We talked to them generally about what had happened. We explained that there was a bad person who had killed and hurt a lot of really good people. But we focused on there being so many more good people in the world than bad people. We talked about ways our community was helping each other and ways that our family would be helping. Later, when Gracie wasn’t around, we asked Bean if he had any questions about the shooting or anything else he wanted to know.
“Well, why do bad people do bad things if they know it’s not the right thing to do?” he asked.
We sat there for a second or two and thought about it. Chris and I try to be as honest as their age allows with our kids, and so instead of giving some BS reason, we told him that we didn’t know. That some people just didn’t have good hearts and that since our hearts are what guide us, they were guided in the wrong direction.

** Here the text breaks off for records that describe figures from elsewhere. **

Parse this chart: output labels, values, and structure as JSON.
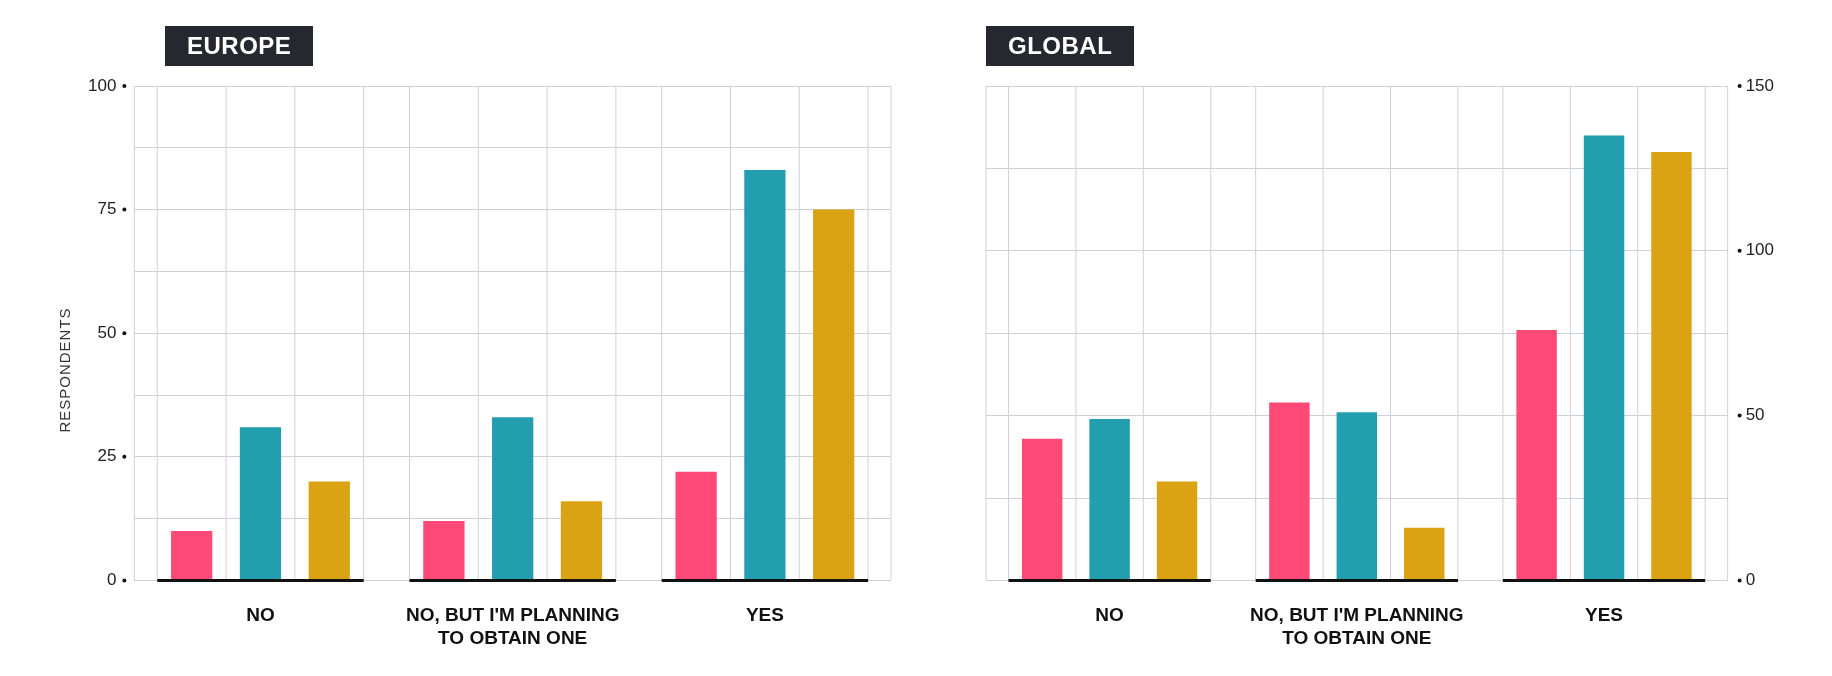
{
  "chart_data": [
    {
      "type": "bar",
      "title": "EUROPE",
      "ylabel": "RESPONDENTS",
      "categories": [
        "NO",
        "NO, BUT I'M PLANNING TO OBTAIN ONE",
        "YES"
      ],
      "series": [
        {
          "color": "#ff4a78",
          "values": [
            10,
            12,
            22
          ]
        },
        {
          "color": "#229eae",
          "values": [
            31,
            33,
            83
          ]
        },
        {
          "color": "#dba314",
          "values": [
            20,
            16,
            75
          ]
        }
      ],
      "ylim": [
        0,
        100
      ],
      "yticks": [
        0,
        {
          "value": 12.5,
          "label": null
        },
        25,
        {
          "value": 37.5,
          "label": null
        },
        50,
        {
          "value": 62.5,
          "label": null
        },
        75,
        {
          "value": 87.5,
          "label": null
        },
        100
      ],
      "grid": true,
      "legend": false
    },
    {
      "type": "bar",
      "title": "GLOBAL",
      "categories": [
        "NO",
        "NO, BUT I'M PLANNING TO OBTAIN ONE",
        "YES"
      ],
      "series": [
        {
          "color": "#ff4a78",
          "values": [
            43,
            54,
            76
          ],
          "axis": "y2"
        },
        {
          "color": "#229eae",
          "values": [
            49,
            51,
            135
          ],
          "axis": "y2"
        },
        {
          "color": "#dba314",
          "values": [
            30,
            16,
            130
          ],
          "axis": "y2"
        }
      ],
      "y2lim": [
        0,
        150
      ],
      "y2ticks": [
        0,
        {
          "value": 25,
          "label": null
        },
        50,
        {
          "value": 75,
          "label": null
        },
        100,
        {
          "value": 125,
          "label": null
        },
        150
      ],
      "grid": true,
      "legend": false
    }
  ]
}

“They probably should have had Jesus in their hearts,” Bean said.
Amen, Bean Man. Amen.
This past weekend, we decided to take the kids downtown to the memorial that has been set up. We explained to them as we walked up that even though it was outside in a park, it wasn’t really the time to play and be loud.
“The people here are remembering the people who died, and some of them might even be saying prayers in their heads for them, so we should be pretty quiet,” I explained. And I was amazed at how well the kids behaved and how curious they were about what we were seeing.
They didn’t say much, but looked around at the notes and flowers and people. Chris and I stopped and pointed out particularly special things to them, and then we said a prayer as a family.
Across the street from the memorial site is City Hall, where wreaths have been set up for each victim. We walked over there, too. We looked at the wreaths with the kids and talked about some of the people and the stories we had heard about over the past week come out in the news, one who worked at Harry Potter at Universal, one who worked at Disney World, one who was friends with some of our friends, etc. Anything we thought they might understand.
“There are so many wreaths,” Bean said, as we walked in. “So many people died.”
“Yes,” I said. “Now, think about how many good people loved each one of these people and imagine if this room were filled with all those good, loving people!”
“They wouldn’t even fit in the room!” Bean said, grinning.
“That’s right. So much goodness, even when things are really sad.”
When tragedies arise, I don’t know what the right way is to talk to children. But I know how to talk to MY children. I know that Chris and I try to give them just enough information to make them better people, to open their hearts. And then we wrap that information in our faith in God and lots, lots, LOTS of love for other people.